Trump's approach to both challenges is consistent with the pattern of his own life. As a real estate developer, a reality show personality and politician, he's made himself the star of every show.
Trump also seems to be seeing the Iran deal through a personal prism.
It often seems that his animosity for President Barack Obama may have prevented him taking a rounded look at the central foreign policy legacy achievement of his predecessor.
Trump's ultra-personal approach to the intricate cases of North Korea and Iran have prompted fellow leaders on opposite sides of an argument to adopt their own unorthodox theatrics to reach him.
French President Emmanuel Macron last week laid on an ostentatious show of hugs, kisses and hand holding in a bid to convince Trump to stay in the Iran deal.
Israeli Prime Minister Benjamin Netanyahu responded on Monday with an elaborate, prop-laden PowerPoint broadcast accusing Iran of lying about its past nuclear activity. The appearance was timed minutes before Trump's news conference Monday with the Nigerian President.
And perhaps seeking to keep Trump engaged in the political possibilities of meeting Kim, South Korea's President Moon Jae-in said Monday the US President already deserved the Nobel peace prize.
The constant drip of details about the venue of the North Korea summit -- and Trump's warning that he could "respectfully" walk out, are diverting attention from the key question of whether the North really is ready to give up its nuclear program and has changed its behavior.
The President suggested on Twitter on Monday that the meeting could be held at the Peace Village in the demilitarized zone between the Koreas. There is a worry in Washington that such a venue could be seen as a concession to Kim given that the President would have to fly halfway across the world to make the meeting.
But Trump tweeted Monday that the border would be a "more Representative, Important and Lasting site than a third-party country? Just asking!"

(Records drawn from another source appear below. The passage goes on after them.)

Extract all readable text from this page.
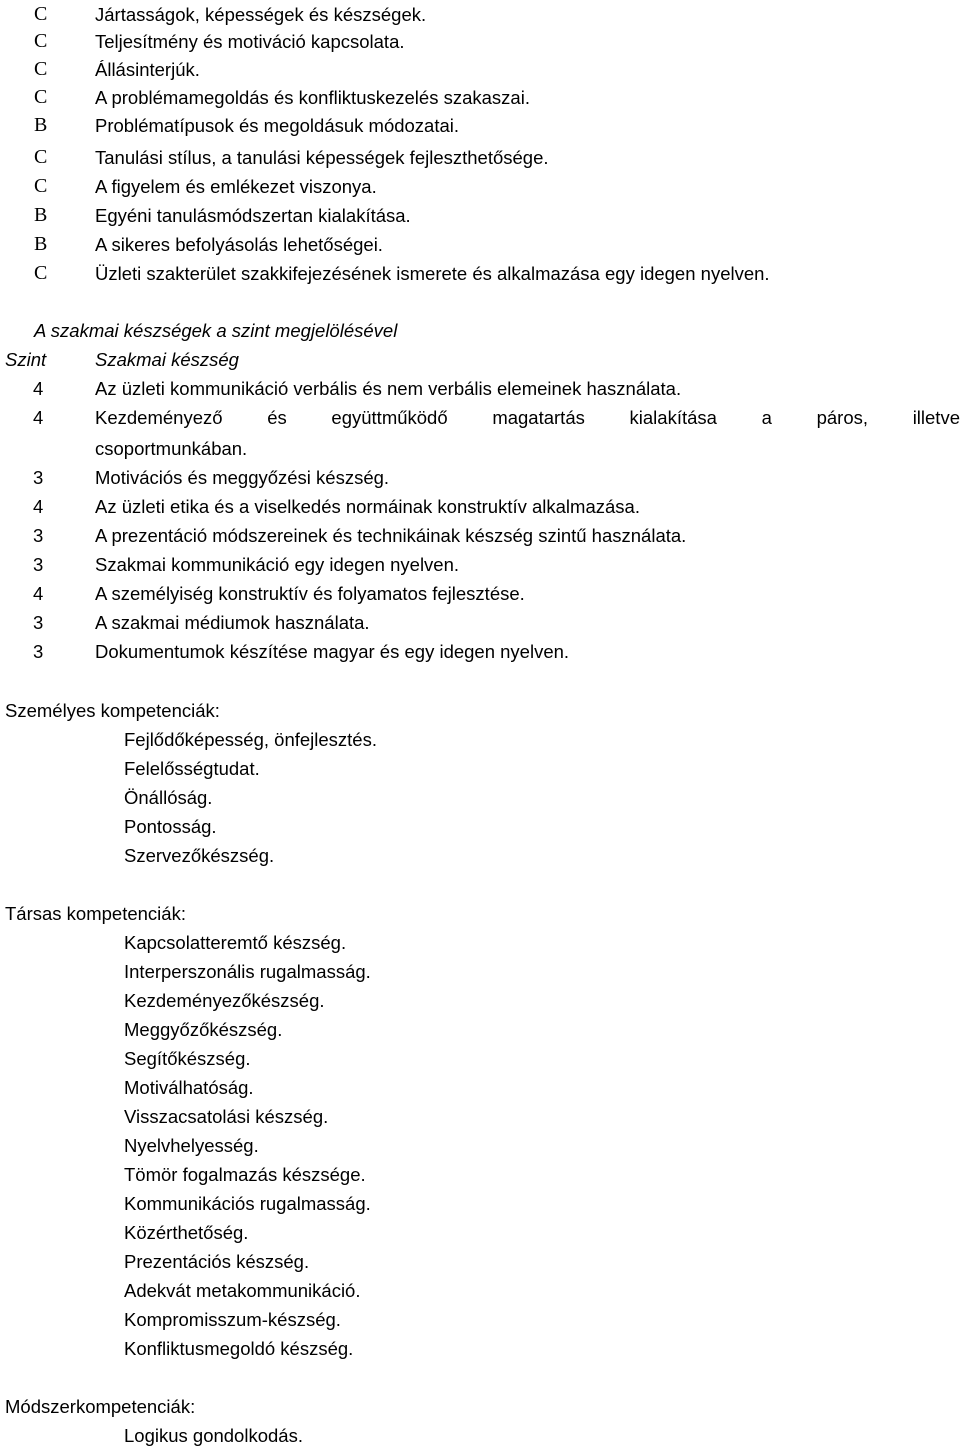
C	Jártasságok, képességek és készségek.
C	Teljesítmény és motiváció kapcsolata.
C	Állásinterjúk.
C	A problémamegoldás és konfliktuskezelés szakaszai.
B	Problématípusok és megoldásuk módozatai.
C	Tanulási stílus, a tanulási képességek fejleszthetősége.
C	A figyelem és emlékezet viszonya.
B	Egyéni tanulásmódszertan kialakítása.
B	A sikeres befolyásolás lehetőségei.
C	Üzleti szakterület szakkifejezésének ismerete és alkalmazása egy idegen nyelven.
A szakmai készségek a szint megjelölésével
Szint	Szakmai készség
4	Az üzleti kommunikáció verbális és nem verbális elemeinek használata.
4	Kezdeményező és együttműködő magatartás kialakítása a páros, illetve
csoportmunkában.
3	Motivációs és meggyőzési készség.
4	Az üzleti etika és a viselkedés normáinak konstruktív alkalmazása.
3	A prezentáció módszereinek és technikáinak készség szintű használata.
3	Szakmai kommunikáció egy idegen nyelven.
4	A személyiség konstruktív és folyamatos fejlesztése.
3	A szakmai médiumok használata.
3	Dokumentumok készítése magyar és egy idegen nyelven.
Személyes kompetenciák:
Fejlődőképesség, önfejlesztés.
Felelősségtudat.
Önállóság.
Pontosság.
Szervezőkészség.
Társas kompetenciák:
Kapcsolatteremtő készség.
Interperszonális rugalmasság.
Kezdeményezőkészség.
Meggyőzőkészség.
Segítőkészség.
Motiválhatóság.
Visszacsatolási készség.
Nyelvhelyesség.
Tömör fogalmazás készsége.
Kommunikációs rugalmasság.
Közérthetőség.
Prezentációs készség.
Adekvát metakommunikáció.
Kompromisszum-készség.
Konfliktusmegoldó készség.
Módszerkompetenciák:
Logikus gondolkodás.
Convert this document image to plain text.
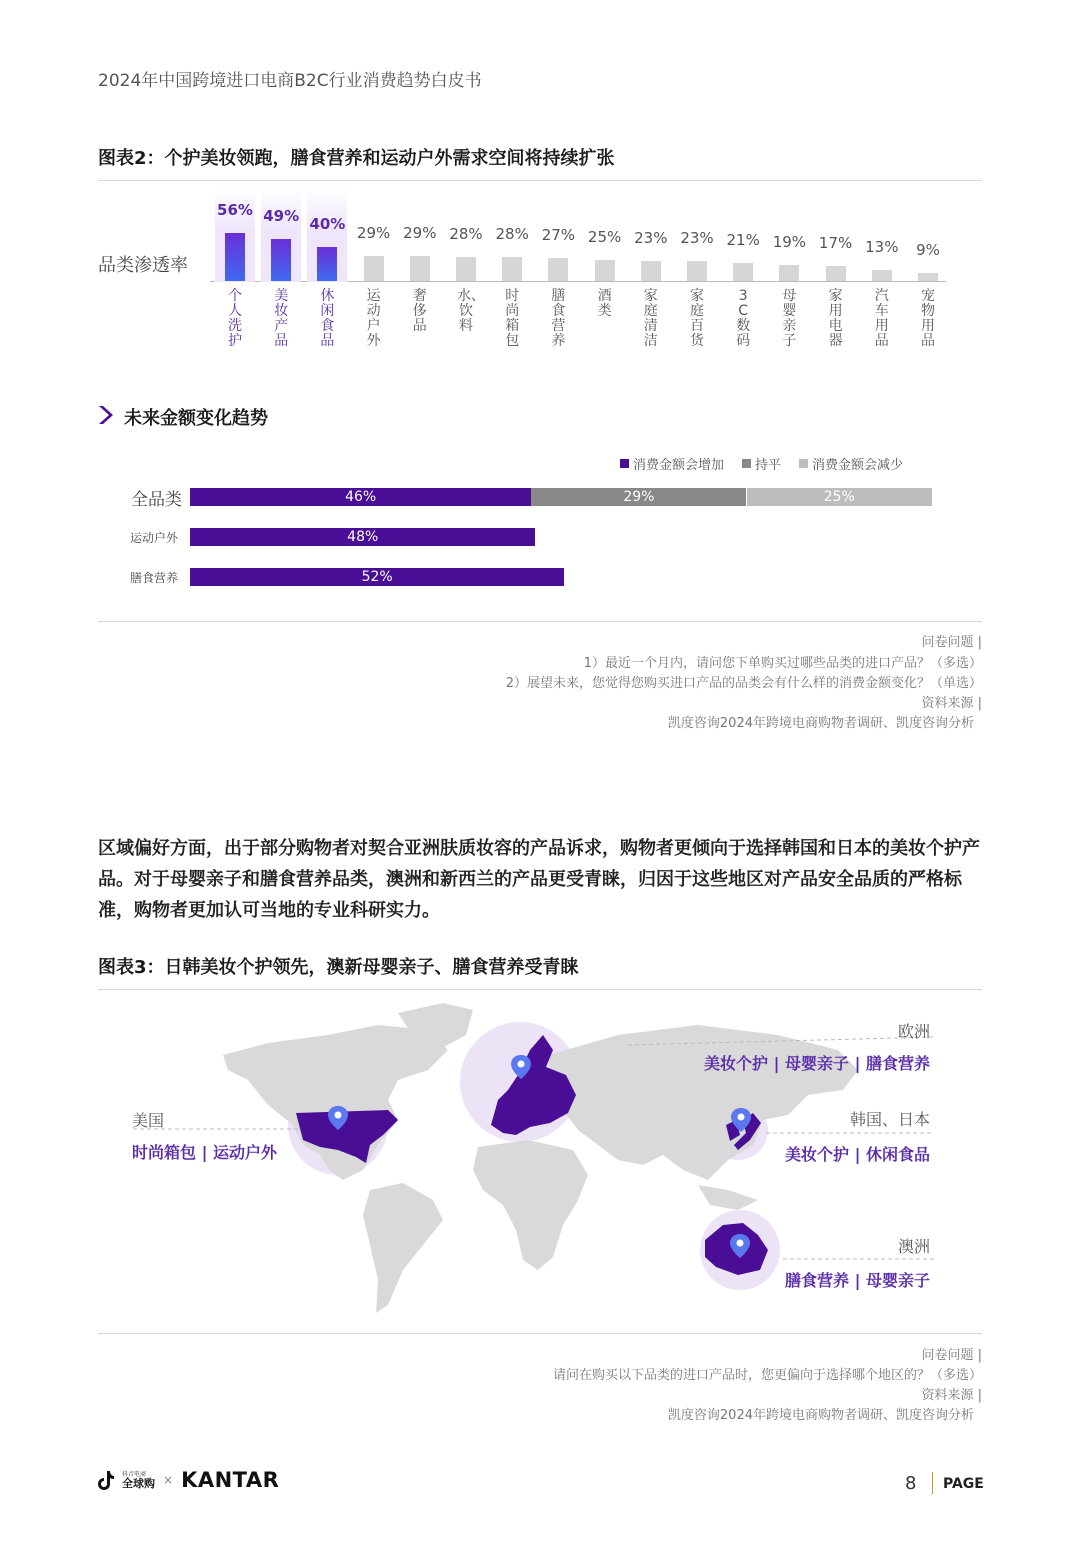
2024年中国跨境进口电商B2C行业消费趋势白皮书
图表2：个护美妆领跑，膳食营养和运动户外需求空间将持续扩张
品类渗透率
56%
个人洗护
49%
美妆产品
40%
休闲食品
29%
运动户外
29%
奢侈品
28%
水、饮料
28%
时尚箱包
27%
膳食营养
25%
酒类
23%
家庭清洁
23%
家庭百货
21%
3C数码
19%
母婴亲子
17%
家用电器
13%
汽车用品
9%
宠物用品
未来金额变化趋势
消费金额会增加 持平 消费金额会减少
全品类	46%	29%	25%
运动户外	48%
膳食营养	52%
问卷问题 |
1）最近一个月内，请问您下单购买过哪些品类的进口产品？（多选）
2）展望未来，您觉得您购买进口产品的品类会有什么样的消费金额变化？（单选）
资料来源 |
凯度咨询2024年跨境电商购物者调研、凯度咨询分析
区域偏好方面，出于部分购物者对契合亚洲肤质妆容的产品诉求，购物者更倾向于选择韩国和日本的美妆个护产品。对于母婴亲子和膳食营养品类，澳洲和新西兰的产品更受青睐，归因于这些地区对产品安全品质的严格标准，购物者更加认可当地的专业科研实力。
图表3：日韩美妆个护领先，澳新母婴亲子、膳食营养受青睐
欧洲
美妆个护 | 母婴亲子 | 膳食营养
美国
时尚箱包 | 运动户外
韩国、日本
美妆个护 | 休闲食品
澳洲
膳食营养 | 母婴亲子
问卷问题 |
请问在购买以下品类的进口产品时，您更偏向于选择哪个地区的？（多选）
资料来源 |
凯度咨询2024年跨境电商购物者调研、凯度咨询分析
抖音电商
全球购 × KANTAR	8 PAGE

It could be that that Trump, with his penchant for showmanship, saw the stunning pictures of Kim and Moon at the world's last Cold War-era frontier last week and wanted a piece of it himself.
Certainly such a venue would be more in tune with Trump's theatrical reflex than a hotel ballroom or a government facility in Singapore, another possible location mentioned by the President Monday.
Attention being paid to the logistics of the summit is for now at least overshadowing the historic potential of the meeting itself.
Events seem to be moving at a staggering pace on the peninsula following the Kim-Moon summit last week. The South said at the weekend that the North would invite US and South Korean journalists to watch the dismantling of a nuclear test site in May.
Trump sees such developments as a sign he's on the right track and proof of Kim's sincerity.
"He's talking about getting rid of the site, which was their big site. He's talking about no research, no launching of ballistic missiles, no nuclear testing. And he has lived up to that for a long period of time, a longer period of time than anybody has seen."
But there is another way to see the North Korean approach. Kim could be playing a familiar game of offering symbolic concessions to draw the US and its allies into a prolonged and ultimately inconclusive dialogue.
Pyongyang's announcement on its nuclear test site is seen by many analysts as a way of declaring itself a genuine nuclear power.
Washington also has no way to know about other test sites or secret storage facilities throughout North Korea. And Pyongyang is unlikely to agree to open up without the substantial economic concessions that the President's team says are not on the table.
Doubts about North Korea's intentions are apparently shared high up in Trump's own team and are being expressed in a way that contrasts with the President's bullish pre-game banter.
"The North Korean propaganda playbook is an infinitely rich resource," national security adviser John Bolton said on CBS "Face the Nation."
Secretary of State Mike Pompeo was also tempered.
"We'll see how the negotiations proceed, but we're going to do it in a fundamentally different way than the previous efforts to persuade the North Koreans to get rid of their nuclear weapons program," Pompeo said on ABC News "This Week" on Sunday.
"We have our eyes wide open," he said.